Rules Lawyer Ai Agent

Stage 4: Narrative Generation and Response

  • After all decisions and rules are resolved, a narrative AI Agent that uses Gemini describes the character’s action in a story-consistent way, considering and storing long-term memory
  • It uses the Random Helper tool, which it can use to roll any dice it needs. AI Agents are able to change the parameters of tools as needed.

Roleplay AI Agent

  • Since there are multiple characters in a Loop flow, multiple responses have to be appended into a single String and passed into the Chat

Response Storage

Chat with AI

  • In Playground mode you can Test your workflows. However, when you have the Chat trigger, it transforms into Chat mode where you can chat with AI Agents
  • The memory of the Chat is bound to that specific workflow.
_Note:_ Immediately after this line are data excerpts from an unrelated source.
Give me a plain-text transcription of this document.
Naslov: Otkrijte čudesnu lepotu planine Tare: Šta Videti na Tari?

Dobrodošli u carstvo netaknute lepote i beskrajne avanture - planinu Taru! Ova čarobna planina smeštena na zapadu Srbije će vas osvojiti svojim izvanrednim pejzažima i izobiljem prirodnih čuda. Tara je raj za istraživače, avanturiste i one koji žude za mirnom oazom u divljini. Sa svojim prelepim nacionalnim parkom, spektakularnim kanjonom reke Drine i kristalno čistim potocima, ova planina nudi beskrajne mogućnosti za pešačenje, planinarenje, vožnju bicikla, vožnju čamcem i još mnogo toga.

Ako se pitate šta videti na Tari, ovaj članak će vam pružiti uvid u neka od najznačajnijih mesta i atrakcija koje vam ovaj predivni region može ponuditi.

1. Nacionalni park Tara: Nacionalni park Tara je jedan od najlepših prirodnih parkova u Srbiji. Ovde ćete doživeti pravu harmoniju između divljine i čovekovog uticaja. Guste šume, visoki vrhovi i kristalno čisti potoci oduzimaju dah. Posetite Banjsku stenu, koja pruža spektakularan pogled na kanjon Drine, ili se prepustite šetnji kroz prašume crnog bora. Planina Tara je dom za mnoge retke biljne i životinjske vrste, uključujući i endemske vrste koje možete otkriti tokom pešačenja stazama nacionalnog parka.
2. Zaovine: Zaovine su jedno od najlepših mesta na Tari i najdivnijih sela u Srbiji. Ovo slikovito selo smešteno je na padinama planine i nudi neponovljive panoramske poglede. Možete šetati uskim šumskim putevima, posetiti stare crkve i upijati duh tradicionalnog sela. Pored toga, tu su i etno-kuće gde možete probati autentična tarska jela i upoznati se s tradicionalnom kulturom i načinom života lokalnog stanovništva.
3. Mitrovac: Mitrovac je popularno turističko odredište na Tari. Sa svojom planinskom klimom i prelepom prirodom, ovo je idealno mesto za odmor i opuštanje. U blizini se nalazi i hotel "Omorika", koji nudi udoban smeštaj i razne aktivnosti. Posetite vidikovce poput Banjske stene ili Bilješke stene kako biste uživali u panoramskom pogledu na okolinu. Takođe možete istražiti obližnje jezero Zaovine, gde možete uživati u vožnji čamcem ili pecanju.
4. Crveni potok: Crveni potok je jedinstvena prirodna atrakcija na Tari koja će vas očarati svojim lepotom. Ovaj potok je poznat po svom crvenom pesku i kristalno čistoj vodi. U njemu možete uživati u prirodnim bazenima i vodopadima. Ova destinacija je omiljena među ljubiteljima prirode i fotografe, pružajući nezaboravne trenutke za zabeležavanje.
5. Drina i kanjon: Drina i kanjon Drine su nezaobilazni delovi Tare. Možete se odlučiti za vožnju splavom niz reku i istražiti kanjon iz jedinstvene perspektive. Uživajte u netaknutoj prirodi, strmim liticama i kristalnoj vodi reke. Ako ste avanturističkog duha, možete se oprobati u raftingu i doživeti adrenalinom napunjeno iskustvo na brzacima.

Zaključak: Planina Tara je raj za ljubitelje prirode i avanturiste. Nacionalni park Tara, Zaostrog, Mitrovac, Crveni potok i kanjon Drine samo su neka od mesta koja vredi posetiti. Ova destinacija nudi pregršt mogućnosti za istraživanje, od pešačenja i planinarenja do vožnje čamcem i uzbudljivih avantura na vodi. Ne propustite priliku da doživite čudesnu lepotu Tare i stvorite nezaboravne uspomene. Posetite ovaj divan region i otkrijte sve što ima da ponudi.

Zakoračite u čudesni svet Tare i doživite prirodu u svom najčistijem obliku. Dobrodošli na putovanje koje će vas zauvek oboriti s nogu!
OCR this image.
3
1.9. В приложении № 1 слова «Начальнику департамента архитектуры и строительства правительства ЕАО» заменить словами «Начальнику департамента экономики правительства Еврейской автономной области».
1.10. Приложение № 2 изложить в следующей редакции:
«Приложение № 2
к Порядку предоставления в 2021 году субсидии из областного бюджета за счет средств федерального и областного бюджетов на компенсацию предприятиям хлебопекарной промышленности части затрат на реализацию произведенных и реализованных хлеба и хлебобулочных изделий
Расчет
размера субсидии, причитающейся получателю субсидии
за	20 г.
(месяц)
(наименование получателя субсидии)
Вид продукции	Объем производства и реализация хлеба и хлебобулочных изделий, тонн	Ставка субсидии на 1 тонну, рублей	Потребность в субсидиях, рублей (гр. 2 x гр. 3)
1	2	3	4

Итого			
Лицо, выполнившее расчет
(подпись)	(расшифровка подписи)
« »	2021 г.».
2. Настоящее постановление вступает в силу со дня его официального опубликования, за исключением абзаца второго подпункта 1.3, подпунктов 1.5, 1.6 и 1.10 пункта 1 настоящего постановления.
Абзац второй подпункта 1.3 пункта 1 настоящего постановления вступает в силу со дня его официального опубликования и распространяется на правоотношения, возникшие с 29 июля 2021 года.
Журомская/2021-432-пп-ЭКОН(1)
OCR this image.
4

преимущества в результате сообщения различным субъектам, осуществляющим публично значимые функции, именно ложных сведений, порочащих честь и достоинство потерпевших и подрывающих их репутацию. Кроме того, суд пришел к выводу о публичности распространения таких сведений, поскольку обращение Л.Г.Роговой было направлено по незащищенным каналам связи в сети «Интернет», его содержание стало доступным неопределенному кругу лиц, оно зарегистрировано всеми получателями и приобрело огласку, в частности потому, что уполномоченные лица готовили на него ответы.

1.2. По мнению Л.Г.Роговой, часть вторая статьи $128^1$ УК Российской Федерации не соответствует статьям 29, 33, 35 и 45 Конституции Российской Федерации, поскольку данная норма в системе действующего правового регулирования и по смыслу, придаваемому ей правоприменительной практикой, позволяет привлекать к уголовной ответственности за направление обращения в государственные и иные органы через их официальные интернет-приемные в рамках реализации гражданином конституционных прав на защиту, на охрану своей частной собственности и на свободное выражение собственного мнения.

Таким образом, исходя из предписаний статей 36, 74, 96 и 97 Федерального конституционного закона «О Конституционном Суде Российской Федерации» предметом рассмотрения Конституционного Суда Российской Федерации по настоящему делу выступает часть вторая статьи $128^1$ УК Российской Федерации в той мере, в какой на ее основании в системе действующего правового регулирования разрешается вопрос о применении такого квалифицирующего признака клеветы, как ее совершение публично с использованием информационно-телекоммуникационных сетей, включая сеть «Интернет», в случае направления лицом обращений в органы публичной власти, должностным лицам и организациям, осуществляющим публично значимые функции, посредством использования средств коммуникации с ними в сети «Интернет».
Unless you’re storing the conversation into a database, you can’t get the previous conversations

Chat


Conclusion

  • Each agent is specialized and has only the knowledge it should have—no crossing wires, no metagaming.
  • Knowledge context, clarifications, and memory are modular, producing play as rich and fair as with a human GM and more immersive than a single-AI approach.
  • Rules and personalities are respected, and dramatic surprise is preserved—allowing TTRPG and board game fans to deeply enjoy solo adventures or automate complex, multi-character games.